The guides, presumably in a show of defiance and in honour of their new explorer friends, lead the way into the heart of the country past tiny villages of wooden houses on stilts and everywhere a warm welcome.
The place has been pretty much closed off to the outside world for more than half a century. Things started to change, however, in the wake of political reform in 2011 and Myanmar – or Burma as it used to be known – is gradually opening up to tourism.
You’ll still need to organise paperwork, get permission to travel, submit copies of passport, prep your driving licence and ownership documents, plus taking and sending photos of the bikes in advance. Without them you’ll never get across the border.
Good with admin? There’s still the added complication near the North East Indian border where civil unrest is common as the locals fight for independence.
Julia says: “Ironically, the safest way to travel into the country is by joining a military convoy past the police checkpoints. This can be time-consuming, especially if they want to check laptops, cameras and mobile phones for pictures showing military installations and activity.”
Sirens and flashing lights
A Myanmar-based agency will know the ropes and is well worth the outlay. Once across the International Bridge of Friendship into Myanmar, an agency can swing into action with a support vehicle, driver, chief guide, gofer and even a road condition advisor for the 9,700km trip.
“They liked to lead us out of towns with sirens and flashing lights. This successfully cleared the road, but as soon as it passed all the vehicles pushed off the road were frantically pushing to get back on it, normally not paying attention to the bikes following the support vehicle,” recalls Julia.

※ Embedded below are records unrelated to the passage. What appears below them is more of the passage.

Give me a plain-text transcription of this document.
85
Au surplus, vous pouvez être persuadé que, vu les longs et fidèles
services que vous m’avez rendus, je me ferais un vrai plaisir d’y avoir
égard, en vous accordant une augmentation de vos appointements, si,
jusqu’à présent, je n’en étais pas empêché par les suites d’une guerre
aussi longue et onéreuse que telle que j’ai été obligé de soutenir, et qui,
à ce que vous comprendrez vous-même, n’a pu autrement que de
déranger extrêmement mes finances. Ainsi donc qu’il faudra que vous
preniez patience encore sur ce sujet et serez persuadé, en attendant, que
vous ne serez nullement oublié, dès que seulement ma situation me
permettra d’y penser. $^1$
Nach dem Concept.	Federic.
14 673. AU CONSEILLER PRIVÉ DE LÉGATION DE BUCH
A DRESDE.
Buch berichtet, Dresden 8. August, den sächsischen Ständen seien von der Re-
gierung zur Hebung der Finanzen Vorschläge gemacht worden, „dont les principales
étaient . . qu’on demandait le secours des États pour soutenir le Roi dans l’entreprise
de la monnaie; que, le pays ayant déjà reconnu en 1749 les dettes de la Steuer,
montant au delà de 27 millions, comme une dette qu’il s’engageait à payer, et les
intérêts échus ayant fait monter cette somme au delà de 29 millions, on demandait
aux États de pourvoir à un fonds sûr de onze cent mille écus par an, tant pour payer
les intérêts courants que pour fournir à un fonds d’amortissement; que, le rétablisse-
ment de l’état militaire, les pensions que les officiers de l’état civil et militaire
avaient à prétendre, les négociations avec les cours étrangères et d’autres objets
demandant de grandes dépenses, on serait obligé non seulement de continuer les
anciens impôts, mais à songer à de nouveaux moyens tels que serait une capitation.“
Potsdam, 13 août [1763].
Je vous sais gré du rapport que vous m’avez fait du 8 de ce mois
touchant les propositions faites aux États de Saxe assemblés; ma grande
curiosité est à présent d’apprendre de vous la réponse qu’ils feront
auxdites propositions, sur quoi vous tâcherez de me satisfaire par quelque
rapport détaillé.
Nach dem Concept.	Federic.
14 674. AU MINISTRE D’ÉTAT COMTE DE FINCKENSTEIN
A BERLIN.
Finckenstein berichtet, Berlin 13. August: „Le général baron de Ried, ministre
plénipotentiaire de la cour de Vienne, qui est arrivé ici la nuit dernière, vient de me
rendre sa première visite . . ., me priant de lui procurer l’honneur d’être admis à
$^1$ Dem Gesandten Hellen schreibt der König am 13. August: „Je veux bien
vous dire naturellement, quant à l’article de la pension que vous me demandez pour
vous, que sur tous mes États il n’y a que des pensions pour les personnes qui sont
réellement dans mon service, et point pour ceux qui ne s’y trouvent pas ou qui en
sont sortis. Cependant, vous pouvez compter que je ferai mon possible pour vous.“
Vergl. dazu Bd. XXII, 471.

The challenging conditions on the six-week trip weren’t helped for the Triumph Tiger team when 48 hours of rain fell, with the wearing of waterproofs impossible due to the heat and humidity.
Chewed to pieces
“Our local guides were new to this too and road conditions change so much that getting an accurate description of the road ahead from someone who does not have English as a first language, does not ride a bike and has never been there anyway, is hopeless,” she laughs.
“One road was described as being Tarmac. Well, maybe it was 50 years ago but it had since been chewed to pieces by heavy slow trucks trudging up and down a mountain road at 10mph, had gnarly hairpin bends and ruts, with narrow drops and hairy overtakes. In Myanmar, this translates as ‘it’s OK, hard surface’.”

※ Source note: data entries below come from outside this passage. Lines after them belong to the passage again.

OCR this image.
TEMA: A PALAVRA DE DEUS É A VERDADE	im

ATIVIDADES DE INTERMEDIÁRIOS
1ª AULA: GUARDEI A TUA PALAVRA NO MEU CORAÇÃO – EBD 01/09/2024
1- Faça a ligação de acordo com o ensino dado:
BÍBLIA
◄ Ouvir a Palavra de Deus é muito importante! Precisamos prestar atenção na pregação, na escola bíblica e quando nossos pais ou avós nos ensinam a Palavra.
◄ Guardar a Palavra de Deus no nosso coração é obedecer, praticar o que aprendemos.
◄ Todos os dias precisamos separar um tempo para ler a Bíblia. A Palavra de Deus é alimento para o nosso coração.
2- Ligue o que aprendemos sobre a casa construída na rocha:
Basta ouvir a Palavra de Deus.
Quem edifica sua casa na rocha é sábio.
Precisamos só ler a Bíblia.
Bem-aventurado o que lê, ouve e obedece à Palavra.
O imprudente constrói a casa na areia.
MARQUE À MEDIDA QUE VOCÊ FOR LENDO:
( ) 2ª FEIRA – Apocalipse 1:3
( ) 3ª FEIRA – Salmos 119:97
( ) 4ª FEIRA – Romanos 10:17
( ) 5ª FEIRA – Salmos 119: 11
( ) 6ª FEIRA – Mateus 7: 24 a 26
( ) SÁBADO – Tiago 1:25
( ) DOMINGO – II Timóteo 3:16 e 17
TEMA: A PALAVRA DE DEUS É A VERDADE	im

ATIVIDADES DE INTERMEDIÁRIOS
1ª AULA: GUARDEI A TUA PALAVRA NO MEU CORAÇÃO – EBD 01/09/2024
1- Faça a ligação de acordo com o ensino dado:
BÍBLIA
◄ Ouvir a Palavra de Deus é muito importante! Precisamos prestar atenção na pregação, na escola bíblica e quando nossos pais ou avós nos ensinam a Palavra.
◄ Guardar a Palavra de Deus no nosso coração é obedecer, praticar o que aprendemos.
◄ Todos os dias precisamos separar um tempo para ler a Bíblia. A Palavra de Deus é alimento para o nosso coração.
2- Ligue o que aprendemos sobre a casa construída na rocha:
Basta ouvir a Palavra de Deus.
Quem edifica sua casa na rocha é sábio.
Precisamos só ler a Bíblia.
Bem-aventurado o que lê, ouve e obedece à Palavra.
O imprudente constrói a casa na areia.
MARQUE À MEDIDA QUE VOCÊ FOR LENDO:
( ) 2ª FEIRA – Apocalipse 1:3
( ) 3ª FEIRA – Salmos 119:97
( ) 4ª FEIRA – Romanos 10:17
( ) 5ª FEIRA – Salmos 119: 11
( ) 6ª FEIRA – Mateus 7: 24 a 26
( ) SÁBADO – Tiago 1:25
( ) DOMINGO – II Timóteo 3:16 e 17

“Go now… before it changes”
Payback comes in the shape of myriad tea houses and road stops along the way. All at ridiculously cheap prices. In more rural places, a roadside stop leads to an invitation to tea from delighted Myanmars with large, gentle smiles and a wary curiosity of the Tiger 800s.

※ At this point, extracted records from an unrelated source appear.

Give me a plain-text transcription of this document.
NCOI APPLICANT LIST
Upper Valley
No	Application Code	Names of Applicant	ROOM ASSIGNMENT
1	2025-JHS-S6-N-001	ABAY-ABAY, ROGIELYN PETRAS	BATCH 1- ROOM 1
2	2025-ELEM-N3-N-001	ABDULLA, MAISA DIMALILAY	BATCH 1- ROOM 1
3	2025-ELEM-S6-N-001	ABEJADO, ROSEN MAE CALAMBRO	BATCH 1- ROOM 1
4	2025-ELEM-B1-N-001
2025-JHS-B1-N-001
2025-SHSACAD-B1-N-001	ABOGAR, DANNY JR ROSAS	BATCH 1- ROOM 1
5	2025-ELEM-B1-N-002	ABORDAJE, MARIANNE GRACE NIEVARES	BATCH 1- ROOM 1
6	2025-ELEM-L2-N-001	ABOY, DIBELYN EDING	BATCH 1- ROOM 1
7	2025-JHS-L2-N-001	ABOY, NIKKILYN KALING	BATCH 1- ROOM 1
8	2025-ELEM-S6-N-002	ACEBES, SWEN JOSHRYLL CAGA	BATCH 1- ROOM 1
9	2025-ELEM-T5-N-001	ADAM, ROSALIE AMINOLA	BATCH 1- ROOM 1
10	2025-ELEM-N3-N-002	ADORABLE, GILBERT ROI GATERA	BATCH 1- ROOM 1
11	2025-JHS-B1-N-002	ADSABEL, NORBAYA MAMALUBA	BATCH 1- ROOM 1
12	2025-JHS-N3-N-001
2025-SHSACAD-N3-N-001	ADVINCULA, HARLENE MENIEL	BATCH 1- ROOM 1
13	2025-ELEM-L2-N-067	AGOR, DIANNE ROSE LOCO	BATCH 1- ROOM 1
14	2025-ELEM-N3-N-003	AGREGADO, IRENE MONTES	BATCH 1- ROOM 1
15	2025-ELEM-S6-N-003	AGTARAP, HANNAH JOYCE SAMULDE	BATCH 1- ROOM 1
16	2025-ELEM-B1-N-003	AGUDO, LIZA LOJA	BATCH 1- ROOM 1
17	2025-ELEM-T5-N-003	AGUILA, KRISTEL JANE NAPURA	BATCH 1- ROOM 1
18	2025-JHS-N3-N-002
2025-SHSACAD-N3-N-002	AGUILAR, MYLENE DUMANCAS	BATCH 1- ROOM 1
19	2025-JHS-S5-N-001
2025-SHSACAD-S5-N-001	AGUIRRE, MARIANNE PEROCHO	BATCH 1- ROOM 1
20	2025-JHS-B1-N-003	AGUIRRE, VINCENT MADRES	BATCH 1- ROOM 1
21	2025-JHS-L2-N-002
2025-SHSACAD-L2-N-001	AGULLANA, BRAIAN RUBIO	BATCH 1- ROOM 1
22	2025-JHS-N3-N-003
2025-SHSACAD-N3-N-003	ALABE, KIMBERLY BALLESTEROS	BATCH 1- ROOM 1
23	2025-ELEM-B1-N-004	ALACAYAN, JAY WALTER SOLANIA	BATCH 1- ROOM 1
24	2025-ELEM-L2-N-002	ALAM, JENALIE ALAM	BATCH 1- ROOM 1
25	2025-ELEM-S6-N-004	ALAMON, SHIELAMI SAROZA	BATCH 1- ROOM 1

Julia says: “You won’t find any western influences – there’s no fast food joints, service is slow, English is poor and wifi slow and sporadic. When you cross the border into Thailand it’s like riding into the USA with massive freeways and American brands everywhere.
“But go now, before it changes. In some ways Myanmar reminds me of Cuba with that slightly crumbling colonial atmosphere that makes it all worthwhile. And remember there’s no gain without pain.”